Tahaan (2008)

The film is about the Kashmir of today, family, cross-border terrorism, good and evil, unlikely friendships, and contains more than its fair share of philosophy. The journey itself, mercifully enough, doesn’t hold any such lofty pretensions: Young Tahaan traverses the wilderness and the weather because he wants to get back his donkey.

And it’s a spellbinding trip, this movie.

The ‘problem’ with trying to analyse a film directed by a genius cinematographer is that even when narrative slows down or ‘filler’ shots are thrown indulgently into the mix, Santosh Sivan makes the whole film look so bloody enchanting that you have no room to complain about the slightest possible niggles. If indeed there exist mistakes, and they are this visually captivating, then give us a tapeful of bloopers — we’ll eat it up.

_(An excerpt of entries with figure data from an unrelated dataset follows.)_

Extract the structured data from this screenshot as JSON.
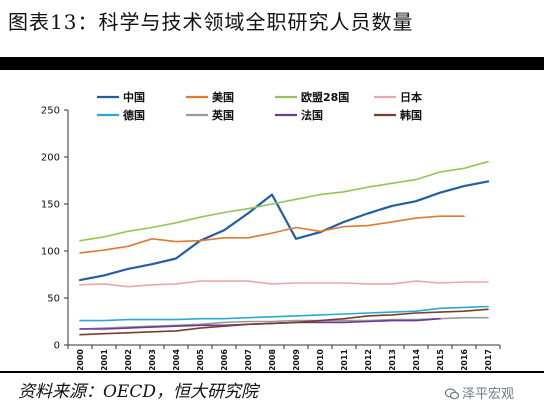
{
  "title": "图表13：科学与技术领域全职研究人员数量",
  "source": "资料来源：OECD，恒大研究院",
  "watermark": "泽平宏观",
  "chart_data": {
    "type": "line",
    "x": [
      "2000",
      "2001",
      "2002",
      "2003",
      "2004",
      "2005",
      "2006",
      "2007",
      "2008",
      "2009",
      "2010",
      "2011",
      "2012",
      "2013",
      "2014",
      "2015",
      "2016",
      "2017"
    ],
    "ylim": [
      0,
      250
    ],
    "yticks": [
      0,
      50,
      100,
      150,
      200,
      250
    ],
    "grid": false,
    "legend_position": "top",
    "series": [
      {
        "name": "中国",
        "color": "#1f5fa6",
        "width": 2.2,
        "values": [
          69,
          74,
          81,
          86,
          92,
          111,
          122,
          140,
          160,
          113,
          120,
          131,
          140,
          148,
          153,
          162,
          169,
          174
        ]
      },
      {
        "name": "美国",
        "color": "#e07a2e",
        "width": 1.6,
        "values": [
          98,
          101,
          105,
          113,
          110,
          111,
          114,
          114,
          119,
          125,
          121,
          126,
          127,
          131,
          135,
          137,
          137,
          null
        ]
      },
      {
        "name": "欧盟28国",
        "color": "#93c556",
        "width": 1.6,
        "values": [
          111,
          115,
          121,
          125,
          130,
          136,
          141,
          145,
          150,
          155,
          160,
          163,
          168,
          172,
          176,
          184,
          188,
          195
        ]
      },
      {
        "name": "日本",
        "color": "#e8a8a8",
        "width": 1.6,
        "values": [
          64,
          65,
          62,
          64,
          65,
          68,
          68,
          68,
          65,
          66,
          66,
          66,
          65,
          65,
          68,
          66,
          67,
          67
        ]
      },
      {
        "name": "德国",
        "color": "#2ba8d6",
        "width": 1.6,
        "values": [
          26,
          26,
          27,
          27,
          27,
          28,
          28,
          29,
          30,
          31,
          32,
          33,
          34,
          35,
          36,
          39,
          40,
          41
        ]
      },
      {
        "name": "英国",
        "color": "#9a9a9a",
        "width": 1.6,
        "values": [
          17,
          18,
          19,
          20,
          21,
          22,
          24,
          25,
          25,
          26,
          26,
          26,
          26,
          27,
          27,
          28,
          29,
          29
        ]
      },
      {
        "name": "法国",
        "color": "#6a3a97",
        "width": 1.6,
        "values": [
          17,
          17,
          18,
          19,
          20,
          21,
          21,
          22,
          23,
          24,
          24,
          24,
          25,
          26,
          26,
          28,
          null,
          null
        ]
      },
      {
        "name": "韩国",
        "color": "#7a3f2a",
        "width": 1.6,
        "values": [
          11,
          12,
          13,
          14,
          15,
          18,
          20,
          22,
          23,
          24,
          26,
          28,
          31,
          32,
          34,
          35,
          36,
          38
        ]
      }
    ]
  }
}
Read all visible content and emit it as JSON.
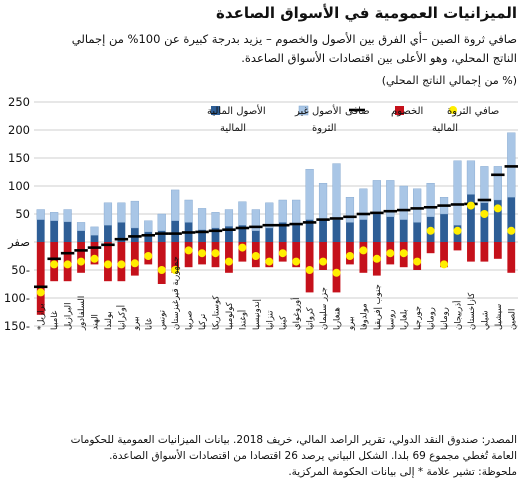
{
  "title": "الميزانيات العمومية في الأسواق الصاعدة",
  "subtitle_lines": [
    "صافي ثروة الصين –أي الفرق بين الأصول والخصوم – يزيد بدرجة كبيرة عن 100% من إجمالي",
    "الناتج المحلي، وهو الأعلى بين اقتصادات الأسواق الصاعدة."
  ],
  "unit_label": "(% من إجمالي الناتج المحلي)",
  "legend": {
    "financial_assets": "الأصول المالية",
    "nonfinancial_assets": [
      "الأصول غير",
      "المالية"
    ],
    "liabilities": "الخصوم",
    "net": "صافى",
    "financial_net_worth": [
      "صافي الثروة",
      "المالية"
    ],
    "net_worth": "الثروة"
  },
  "notes": [
    "المصدر: صندوق النقد الدولي، تقرير الراصد المالي، خريف 2018. بيانات الميزانيات العمومية للحكومات",
    "العامة تُغطي مجموع 69 بلدا. الشكل البياني يرصد 26 اقتصادا من اقتصادات الأسواق الصاعدة.",
    "ملحوظة: تشير علامة * إلى بيانات الحكومة المركزية."
  ],
  "colors": {
    "financial_assets": "#2e5e96",
    "nonfinancial_assets": "#a9c6e6",
    "liabilities": "#c5111b",
    "net_worth": "#000000",
    "financial_net_worth": "#ffee00",
    "grid": "#bfbfbf"
  },
  "chart_data": {
    "type": "bar",
    "ylim": [
      -150,
      250
    ],
    "yticks": [
      -150,
      -100,
      -50,
      0,
      50,
      100,
      150,
      200,
      250
    ],
    "ytick_labels": [
      "150-",
      "100-",
      "50-",
      "صفر",
      "50",
      "100",
      "150",
      "200",
      "250"
    ],
    "categories": [
      "برازيل*",
      "غامبيا",
      "البرازيل",
      "السلفادور",
      "الهند",
      "بولندا",
      "أوكرانيا",
      "بيرو",
      "غانا",
      "تونس",
      "جمهورية قيرغيزستان",
      "صربيا",
      "تركيا",
      "كوستاريكا",
      "كولومبيا",
      "أوغندا",
      "إندونيسيا",
      "تنزانيا",
      "كينيا",
      "أوروغواي",
      "كرواتيا",
      "جزر سليمان",
      "هنغاريا",
      "بيرو",
      "مولدوفا",
      "جنوب إفريقيا",
      "روسيا",
      "بلغاريا",
      "جورجيا",
      "رومانيا",
      "رومانيا",
      "أذربيجان",
      "كازاخستان",
      "شيلي",
      "سيشيل",
      "الصين"
    ],
    "series": [
      {
        "name": "الأصول المالية",
        "values": [
          40,
          38,
          36,
          20,
          12,
          30,
          35,
          25,
          18,
          20,
          38,
          35,
          22,
          25,
          28,
          30,
          20,
          25,
          35,
          30,
          40,
          40,
          40,
          35,
          40,
          50,
          45,
          40,
          35,
          45,
          50,
          30,
          85,
          70,
          75,
          80
        ]
      },
      {
        "name": "الأصول غير المالية",
        "values": [
          18,
          15,
          22,
          15,
          15,
          40,
          35,
          48,
          20,
          30,
          55,
          40,
          38,
          28,
          30,
          42,
          38,
          45,
          40,
          45,
          90,
          65,
          100,
          45,
          55,
          60,
          65,
          60,
          60,
          60,
          30,
          115,
          60,
          65,
          60,
          115
        ]
      },
      {
        "name": "الخصوم",
        "values": [
          -130,
          -70,
          -70,
          -55,
          -40,
          -70,
          -70,
          -60,
          -40,
          -75,
          -55,
          -45,
          -40,
          -45,
          -55,
          -35,
          -45,
          -45,
          -35,
          -45,
          -90,
          -50,
          -90,
          -40,
          -55,
          -60,
          -40,
          -45,
          -50,
          -20,
          -45,
          -15,
          -35,
          -35,
          -30,
          -55
        ]
      },
      {
        "name": "صافى الثروة",
        "values": [
          -80,
          -30,
          -20,
          -15,
          -10,
          -5,
          5,
          10,
          12,
          15,
          15,
          17,
          18,
          20,
          22,
          25,
          27,
          30,
          30,
          32,
          35,
          40,
          42,
          45,
          50,
          52,
          55,
          57,
          60,
          62,
          65,
          67,
          68,
          75,
          120,
          135
        ]
      },
      {
        "name": "صافي الثروة المالية",
        "values": [
          -90,
          -40,
          -40,
          -35,
          -30,
          -40,
          -40,
          -38,
          -25,
          -50,
          -50,
          -15,
          -20,
          -20,
          -35,
          -10,
          -25,
          -35,
          -20,
          -35,
          -50,
          -35,
          -55,
          -25,
          -15,
          -30,
          -20,
          -20,
          -35,
          20,
          -40,
          20,
          65,
          50,
          60,
          20
        ]
      }
    ]
  }
}
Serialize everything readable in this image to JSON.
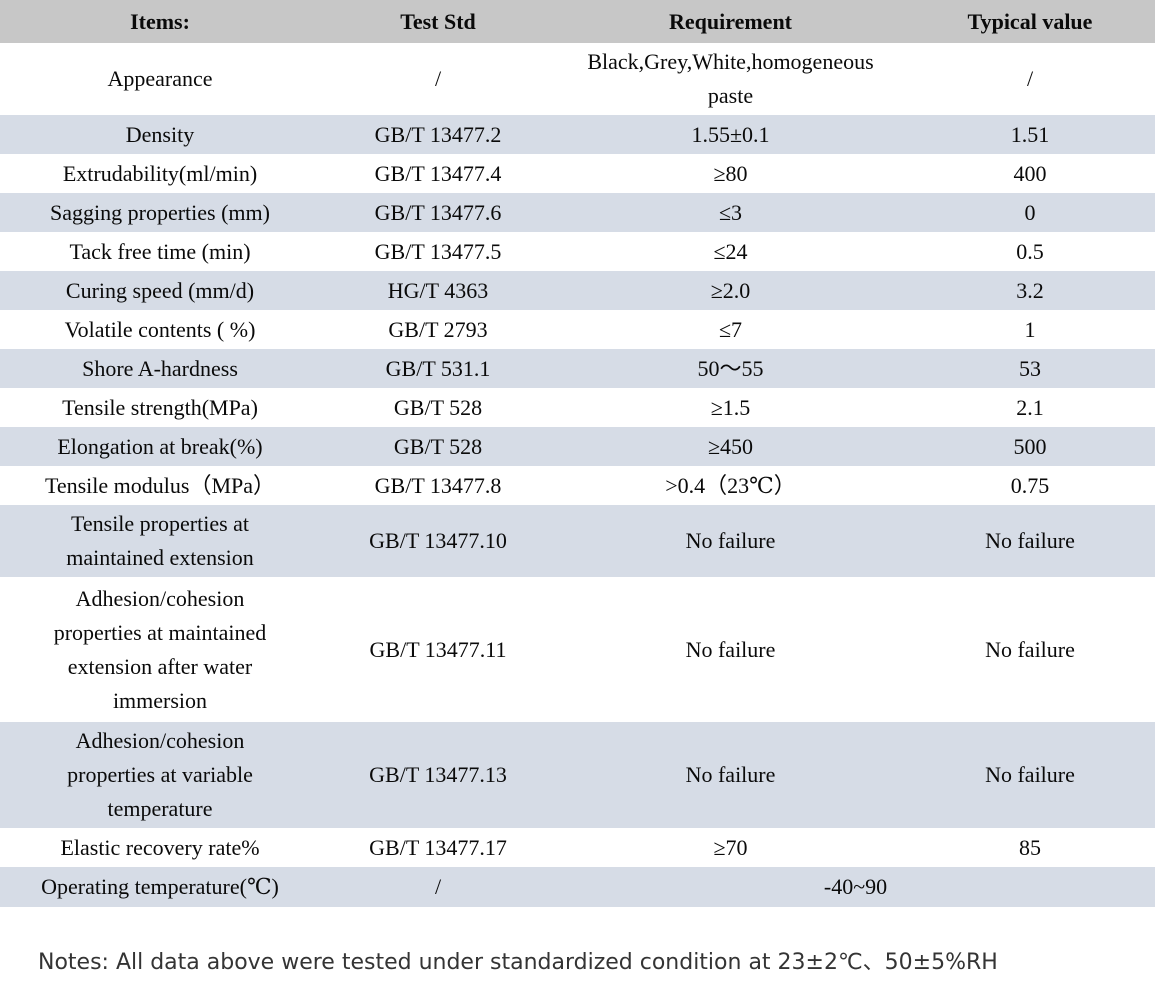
{
  "colors": {
    "header_bg": "#c7c7c7",
    "stripe_bg": "#d6dce6",
    "table_text": "#0a0a0a",
    "notes_text": "#343434",
    "page_bg": "#ffffff"
  },
  "table": {
    "headers": [
      "Items:",
      "Test Std",
      "Requirement",
      "Typical value"
    ],
    "rows": [
      {
        "item": "Appearance",
        "test_std": "/",
        "requirement": "Black,Grey,White,homogeneous paste",
        "typical_value": "/"
      },
      {
        "item": "Density",
        "test_std": "GB/T 13477.2",
        "requirement": "1.55±0.1",
        "typical_value": "1.51"
      },
      {
        "item": "Extrudability(ml/min)",
        "test_std": "GB/T 13477.4",
        "requirement": "≥80",
        "typical_value": "400"
      },
      {
        "item": "Sagging properties (mm)",
        "test_std": "GB/T 13477.6",
        "requirement": "≤3",
        "typical_value": "0"
      },
      {
        "item": "Tack free time (min)",
        "test_std": "GB/T 13477.5",
        "requirement": "≤24",
        "typical_value": "0.5"
      },
      {
        "item": "Curing speed (mm/d)",
        "test_std": "HG/T 4363",
        "requirement": "≥2.0",
        "typical_value": "3.2"
      },
      {
        "item": "Volatile contents ( %)",
        "test_std": "GB/T 2793",
        "requirement": "≤7",
        "typical_value": "1"
      },
      {
        "item": "Shore A-hardness",
        "test_std": "GB/T 531.1",
        "requirement": "50～55",
        "typical_value": "53"
      },
      {
        "item": "Tensile strength(MPa)",
        "test_std": "GB/T 528",
        "requirement": "≥1.5",
        "typical_value": "2.1"
      },
      {
        "item": "Elongation at break(%)",
        "test_std": "GB/T 528",
        "requirement": "≥450",
        "typical_value": "500"
      },
      {
        "item": "Tensile modulus（MPa）",
        "test_std": "GB/T 13477.8",
        "requirement": ">0.4（23℃）",
        "typical_value": "0.75"
      },
      {
        "item": "Tensile properties at maintained extension",
        "test_std": "GB/T 13477.10",
        "requirement": "No failure",
        "typical_value": "No failure"
      },
      {
        "item": "Adhesion/cohesion properties at maintained extension after water immersion",
        "test_std": "GB/T 13477.11",
        "requirement": "No failure",
        "typical_value": "No failure"
      },
      {
        "item": "Adhesion/cohesion properties at variable temperature",
        "test_std": "GB/T 13477.13",
        "requirement": "No failure",
        "typical_value": "No failure"
      },
      {
        "item": "Elastic recovery rate%",
        "test_std": "GB/T 13477.17",
        "requirement": "≥70",
        "typical_value": "85"
      },
      {
        "item": "Operating temperature(℃)",
        "test_std": "/",
        "requirement": "-40~90",
        "typical_value": null,
        "req_colspan": 2
      }
    ]
  },
  "notes": "Notes: All data above were tested under standardized condition at 23±2℃、50±5%RH"
}
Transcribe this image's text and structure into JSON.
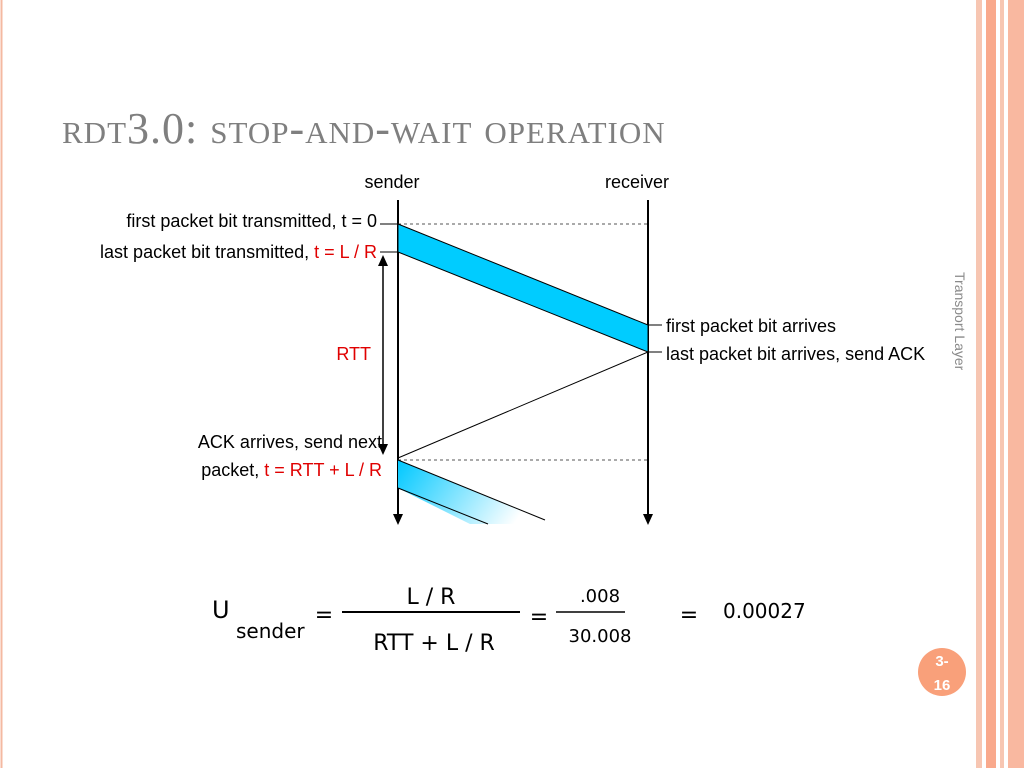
{
  "title": "rdt3.0: stop-and-wait operation",
  "diagram": {
    "sender": "sender",
    "receiver": "receiver",
    "first_bit_transmitted": "first packet bit transmitted, t = 0",
    "last_bit_transmitted": {
      "text": "last packet bit transmitted, ",
      "time": "t = L / R"
    },
    "rtt": "RTT",
    "first_bit_arrives": "first packet bit arrives",
    "last_bit_arrives": "last packet bit arrives, send ACK",
    "ack_arrives": {
      "line1": "ACK arrives, send next",
      "line2": "packet, ",
      "time": "t = RTT + L / R"
    }
  },
  "formula": {
    "symbol": "U",
    "subscript": "sender",
    "equals": [
      "=",
      "=",
      "="
    ],
    "numerator": "L / R",
    "denominator": "RTT + L / R",
    "value_numerator": ".008",
    "value_denominator": "30.008",
    "result": "0.00027"
  },
  "footer": {
    "section": "Transport Layer",
    "page": [
      "3-",
      "16"
    ]
  }
}
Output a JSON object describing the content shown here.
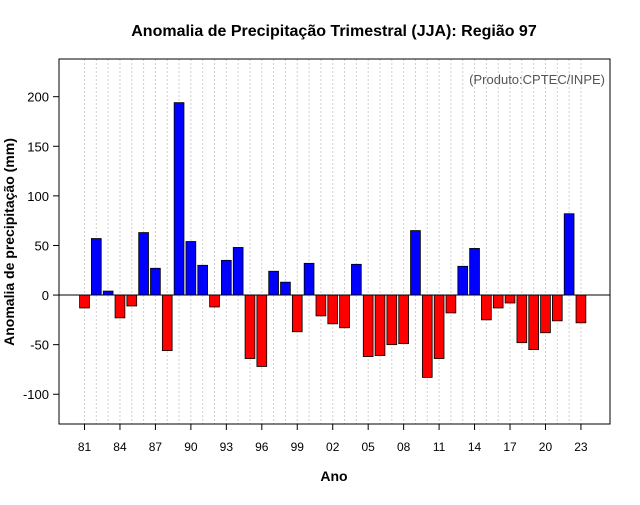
{
  "chart_data": {
    "type": "bar",
    "title": "Anomalia de Precipitação Trimestral (JJA): Região 97",
    "xlabel": "Ano",
    "ylabel": "Anomalia de precipitação (mm)",
    "credit": "(Produto:CPTEC/INPE)",
    "ylim": [
      -130,
      238
    ],
    "yticks": [
      -100,
      -50,
      0,
      50,
      100,
      150,
      200
    ],
    "ytick_labels": [
      "-100",
      "-50",
      "0",
      "50",
      "100",
      "150",
      "200"
    ],
    "xticks": [
      1981,
      1984,
      1987,
      1990,
      1993,
      1996,
      1999,
      2002,
      2005,
      2008,
      2011,
      2014,
      2017,
      2020,
      2023
    ],
    "xtick_labels": [
      "81",
      "84",
      "87",
      "90",
      "93",
      "96",
      "99",
      "02",
      "05",
      "08",
      "11",
      "14",
      "17",
      "20",
      "23"
    ],
    "positive_color": "#0000ff",
    "negative_color": "#ff0000",
    "years": [
      1981,
      1982,
      1983,
      1984,
      1985,
      1986,
      1987,
      1988,
      1989,
      1990,
      1991,
      1992,
      1993,
      1994,
      1995,
      1996,
      1997,
      1998,
      1999,
      2000,
      2001,
      2002,
      2003,
      2004,
      2005,
      2006,
      2007,
      2008,
      2009,
      2010,
      2011,
      2012,
      2013,
      2014,
      2015,
      2016,
      2017,
      2018,
      2019,
      2020,
      2021,
      2022,
      2023
    ],
    "values": [
      -13,
      57,
      4,
      -23,
      -11,
      63,
      27,
      -56,
      194,
      54,
      30,
      -12,
      35,
      48,
      -64,
      -72,
      24,
      13,
      -37,
      32,
      -21,
      -29,
      -33,
      31,
      -62,
      -61,
      -50,
      -49,
      65,
      -83,
      -64,
      -18,
      29,
      47,
      -25,
      -13,
      -8,
      -48,
      -55,
      -38,
      -26,
      82,
      -28
    ],
    "grid": true,
    "legend": "none"
  }
}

Capturing Kashmir with a raw eloquence and a very fluid camera, Sivan goes at it mostly up-close, preferring to linger on the boy and his fellow supporting actors, occasionally cutting to natives with faces dripping of character. And then, without warning, he’ll pull back and open wide — and our jaws will drop, because Kashmir is really as startlingly beautiful as it gets.

He’s shot in similar climes before — most memorably in Mani Ratnam’s visually astonishing Dil Se — but here everything is quiet and understated. It is Kashmir yet it is backdrop, the director seems to want to emphasise, and his intentions must be appreciated greatly. However, what a helluva backdrop it is.